“Lyman Trumbull, a northern legislator from Illinois who had been living in the South for twenty years, declared that “the negro is a physically and intellectually inferior being.”
Furthermore, he said that this inferiority of blacks was more readily apparent to southerners during the war. There were still pockets of resistance to the Union’s gradual abolition of slavery; many white Southerners had not reconciled themselves with their new freedom.
These Confederates found it difficult to comprehend why they would be expected to give up ownership and control over people whom they viewed as slave property. To them, emancipation was a most undemocratic maneuver by the north.”
Here is the answer for, why did the “twenty-negro law” enrage many white southerners during the civil war?
“The slaves who lived in the south before the war were descendants of Africans who had been brought to America against their will. The white southerners viewed their slaves as property that belonged to them, not as people with free will. This is clearest in how they often refer to blacks by body parts.”
“Southerners found it heart-breaking to see the emancipation taking place because it meant losing something that they owned. Southerners disliked freeing their “property” because it went against their respect for private property.
1. Slaves were property of their owners, not people.
They didn’t live freely, they were basically slaves. The Confederate’s couldn’t imagine giving people what they considered their property.
This is called respect for property. The southerners didn’t see black people as equals, they were mainly slaves that had no rights.
2. Blacks were not considered fully human.
Southerners saw black people as property, not full humans. A simple way of looking at slavery is to picture it as a person being auctioned off on a block of wood.
The slave is the wooden person who has no rights and has no say what happens to him or her. His or her body belongs to his or her owner.
This was a huge issue for the south because they didn’t want to give up their slaves because they cared for them and couldn’t imagine life without them .
3. Abolishing slavery went against their respect to private property.
Slaves weren’t willing to be free for the southerners to keep their private property. They lived in cages, were beaten if they tended to talk, could not marry or have children without the permission of their owner, and were completely controlled by the owner.
The southerners didn’t view them as humans at all.
“Southern resentment to the new law was influenced by the idea that the North was changing the rules.
For many southerners, the idea of slavery, owning slaves, and having a society built on slavery was a very significant part of their way of life.
As stated by Rev.

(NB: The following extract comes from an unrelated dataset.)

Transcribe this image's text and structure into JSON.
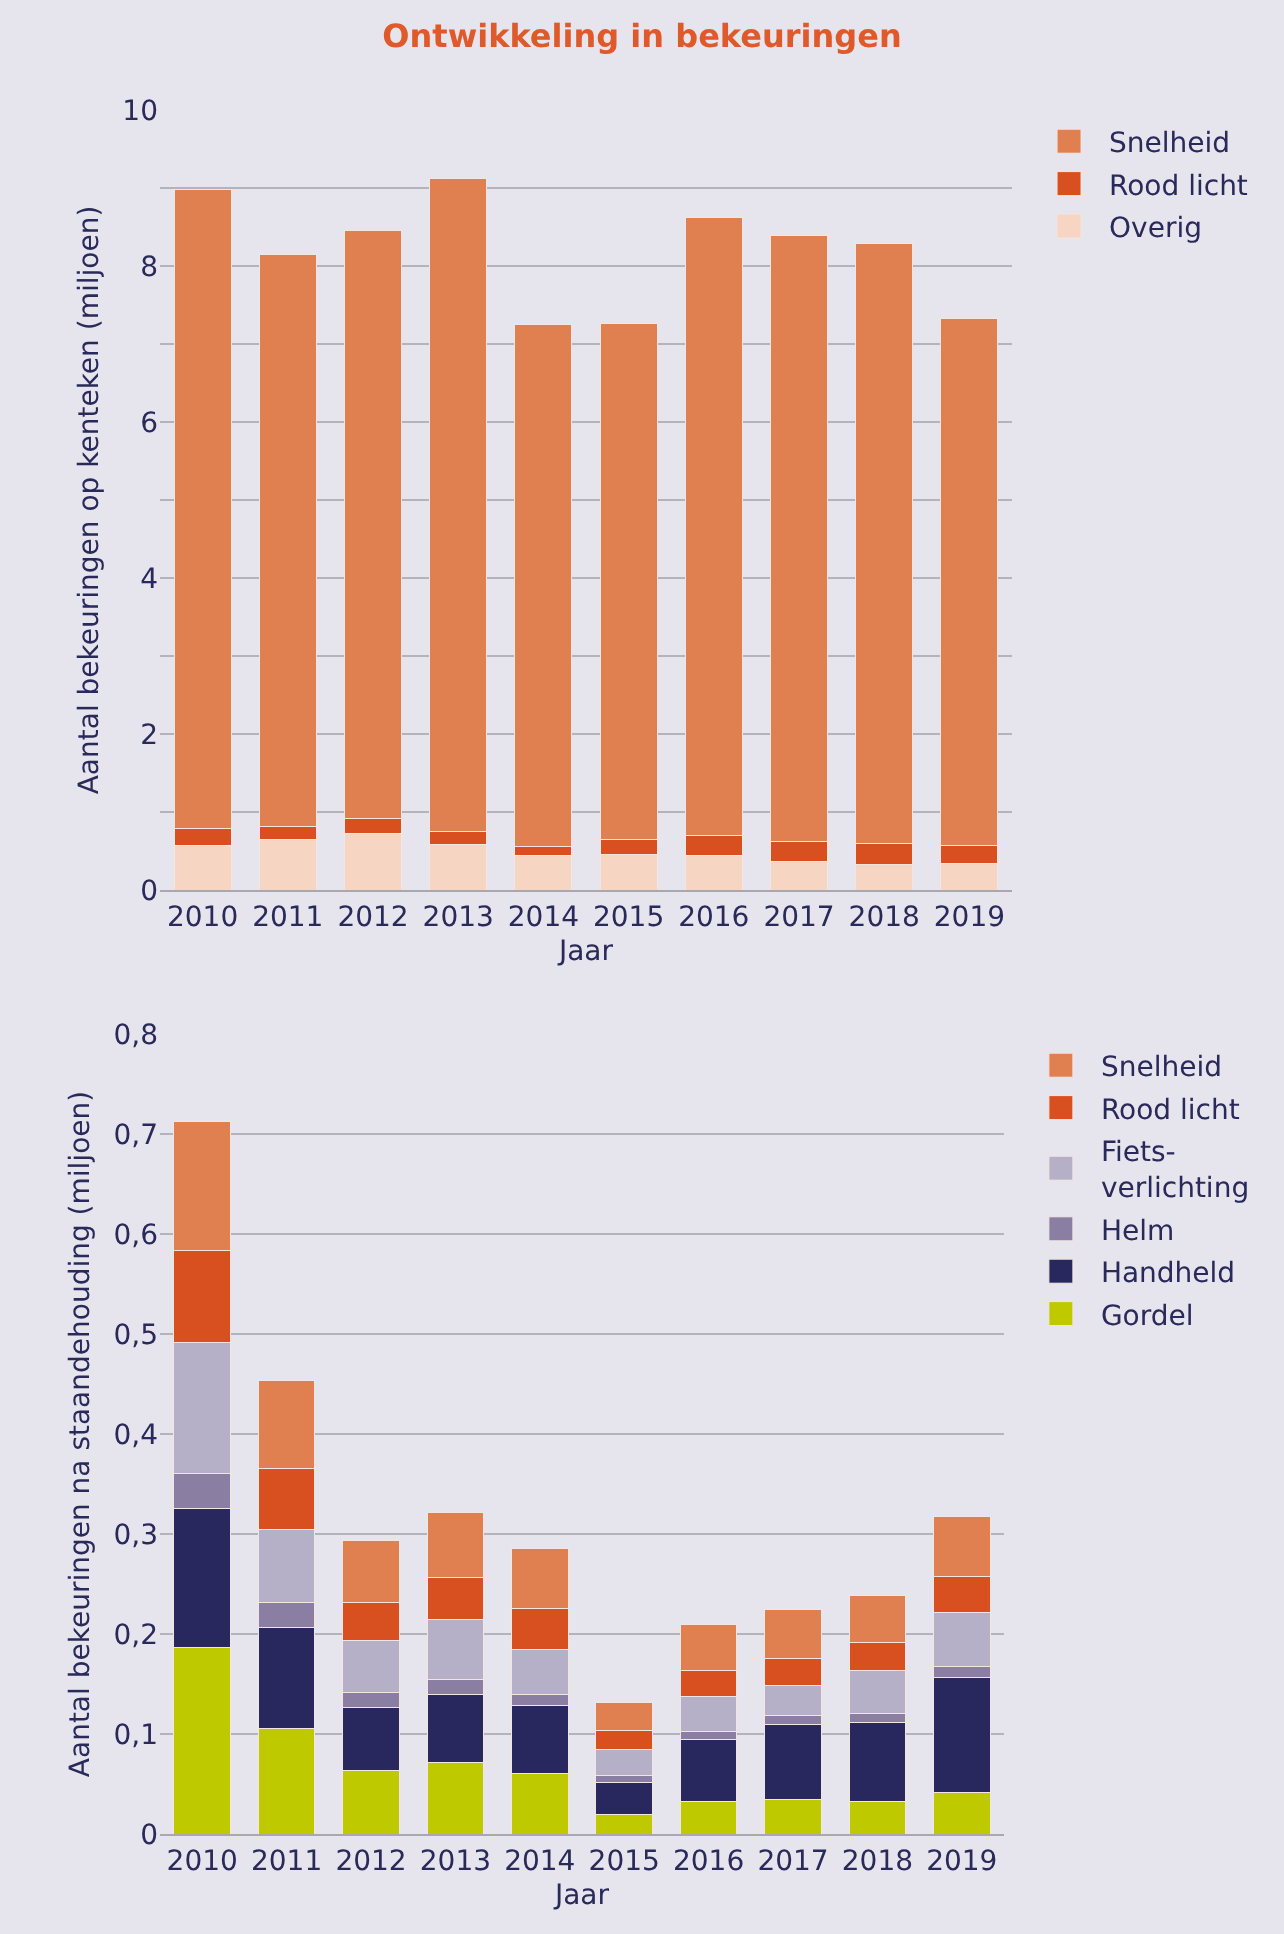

Robert F. Dabney, a prominent Virginia pastor and theologian, “The South is founded upon the principle of Slavery; its labor system is based directly upon this relation between master and slave.

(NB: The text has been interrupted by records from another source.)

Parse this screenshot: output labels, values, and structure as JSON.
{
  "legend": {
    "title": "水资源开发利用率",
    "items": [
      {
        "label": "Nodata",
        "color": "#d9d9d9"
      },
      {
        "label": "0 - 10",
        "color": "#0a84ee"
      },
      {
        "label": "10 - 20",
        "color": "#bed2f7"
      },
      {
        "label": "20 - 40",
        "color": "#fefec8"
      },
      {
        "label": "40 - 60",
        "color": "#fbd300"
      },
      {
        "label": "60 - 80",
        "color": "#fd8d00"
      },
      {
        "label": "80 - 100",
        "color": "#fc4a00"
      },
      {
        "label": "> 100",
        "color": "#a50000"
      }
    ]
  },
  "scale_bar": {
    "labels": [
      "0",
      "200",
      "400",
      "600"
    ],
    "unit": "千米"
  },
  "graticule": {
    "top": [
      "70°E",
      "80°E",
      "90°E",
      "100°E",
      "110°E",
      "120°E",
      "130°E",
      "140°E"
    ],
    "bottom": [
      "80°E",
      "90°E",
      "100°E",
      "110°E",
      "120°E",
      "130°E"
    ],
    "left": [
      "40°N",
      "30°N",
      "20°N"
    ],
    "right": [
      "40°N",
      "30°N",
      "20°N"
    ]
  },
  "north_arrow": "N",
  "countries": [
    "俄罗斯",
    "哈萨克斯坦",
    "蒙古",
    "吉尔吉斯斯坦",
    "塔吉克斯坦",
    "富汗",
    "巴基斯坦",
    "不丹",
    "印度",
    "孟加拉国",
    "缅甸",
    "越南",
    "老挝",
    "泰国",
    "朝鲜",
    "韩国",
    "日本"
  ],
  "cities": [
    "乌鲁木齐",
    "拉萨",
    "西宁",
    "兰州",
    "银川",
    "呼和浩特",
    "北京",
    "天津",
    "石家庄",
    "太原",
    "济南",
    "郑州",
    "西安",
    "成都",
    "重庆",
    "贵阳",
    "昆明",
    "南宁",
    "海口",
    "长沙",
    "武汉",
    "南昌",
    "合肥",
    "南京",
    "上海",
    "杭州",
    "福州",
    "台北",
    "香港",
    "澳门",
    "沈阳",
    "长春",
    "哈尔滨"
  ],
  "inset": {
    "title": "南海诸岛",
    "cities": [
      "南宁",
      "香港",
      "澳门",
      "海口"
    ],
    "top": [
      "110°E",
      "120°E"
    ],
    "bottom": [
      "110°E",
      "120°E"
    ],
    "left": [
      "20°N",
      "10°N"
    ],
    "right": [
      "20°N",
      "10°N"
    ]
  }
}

4. Southerners couldn’t imagine living life without slaves.
The southerners didn’t want to give up their property, they loved their slaves. The southerners were different from the northerners, they had slaves and lived off of them.

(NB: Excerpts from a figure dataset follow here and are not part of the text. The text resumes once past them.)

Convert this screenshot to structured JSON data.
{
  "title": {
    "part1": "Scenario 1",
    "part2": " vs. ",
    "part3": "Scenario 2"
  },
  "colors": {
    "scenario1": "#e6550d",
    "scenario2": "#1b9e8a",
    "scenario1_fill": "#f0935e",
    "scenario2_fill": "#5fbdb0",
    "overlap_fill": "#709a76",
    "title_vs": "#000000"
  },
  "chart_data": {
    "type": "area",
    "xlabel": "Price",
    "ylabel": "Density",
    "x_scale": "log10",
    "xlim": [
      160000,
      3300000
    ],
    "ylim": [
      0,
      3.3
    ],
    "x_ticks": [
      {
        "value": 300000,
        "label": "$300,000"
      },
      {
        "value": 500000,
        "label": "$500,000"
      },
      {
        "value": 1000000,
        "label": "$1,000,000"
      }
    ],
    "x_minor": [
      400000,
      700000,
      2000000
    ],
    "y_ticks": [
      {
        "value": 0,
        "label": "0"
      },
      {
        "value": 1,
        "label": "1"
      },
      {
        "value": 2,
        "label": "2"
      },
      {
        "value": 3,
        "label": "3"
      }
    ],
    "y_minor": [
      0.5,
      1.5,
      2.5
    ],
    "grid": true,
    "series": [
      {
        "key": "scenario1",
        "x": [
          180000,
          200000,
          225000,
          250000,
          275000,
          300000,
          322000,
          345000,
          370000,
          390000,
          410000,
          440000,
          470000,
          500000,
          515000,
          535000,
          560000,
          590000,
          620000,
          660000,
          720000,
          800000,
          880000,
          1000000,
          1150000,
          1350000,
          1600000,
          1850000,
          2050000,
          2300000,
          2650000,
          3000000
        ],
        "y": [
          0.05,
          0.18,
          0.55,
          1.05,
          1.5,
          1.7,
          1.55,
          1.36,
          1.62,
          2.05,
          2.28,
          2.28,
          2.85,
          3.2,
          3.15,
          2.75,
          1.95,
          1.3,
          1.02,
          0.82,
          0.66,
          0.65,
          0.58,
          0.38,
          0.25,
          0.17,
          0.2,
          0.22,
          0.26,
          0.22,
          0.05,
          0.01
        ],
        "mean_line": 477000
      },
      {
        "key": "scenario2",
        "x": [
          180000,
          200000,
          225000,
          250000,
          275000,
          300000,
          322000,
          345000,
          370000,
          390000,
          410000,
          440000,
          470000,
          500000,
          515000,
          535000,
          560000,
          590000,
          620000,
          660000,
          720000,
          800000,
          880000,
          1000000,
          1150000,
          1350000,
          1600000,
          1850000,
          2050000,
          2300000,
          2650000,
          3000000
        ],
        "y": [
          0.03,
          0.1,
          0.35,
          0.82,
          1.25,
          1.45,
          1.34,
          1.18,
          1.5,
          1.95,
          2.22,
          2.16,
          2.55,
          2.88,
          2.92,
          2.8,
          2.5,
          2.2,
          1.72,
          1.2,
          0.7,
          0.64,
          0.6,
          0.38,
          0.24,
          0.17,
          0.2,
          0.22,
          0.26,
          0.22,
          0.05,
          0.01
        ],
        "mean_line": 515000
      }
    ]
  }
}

They didn’t want to give up their free labor. The south had a way of life and philosophy that was based on owning other human beings.
” Lest we should be too quick to condemn the Confederacy for this view, we should note that many white northerners also subscribed to this idea and found it difficult to imagine a world without slavery as well. 48% of Northern whites answered a wartime question asking if they “would free the slaves at once if it were possible to do so” with a flat no. In the north, the abolition of slavery was never even seriously debated.”
5. The north changed what they thought about slavery.
In the north, there was a lot of animosity towards slavery and how it impacted society. The northern states saw blacks as equals and fought to make them free.
They saw freeing slaves as a way of defeating enemies in the south by attacking their way of life, but most importantly, they believed in equality and felt that blacks should be free from control by others.
“This was a difficult task. How can you convince people to care for slaves in the south when they are being told that their neighbors are trying to oppress them?
The northern anti-slavery society’s propaganda was full of ideas that portrayed the south as oppressive and unfair, notably that slavery made blacks less than human.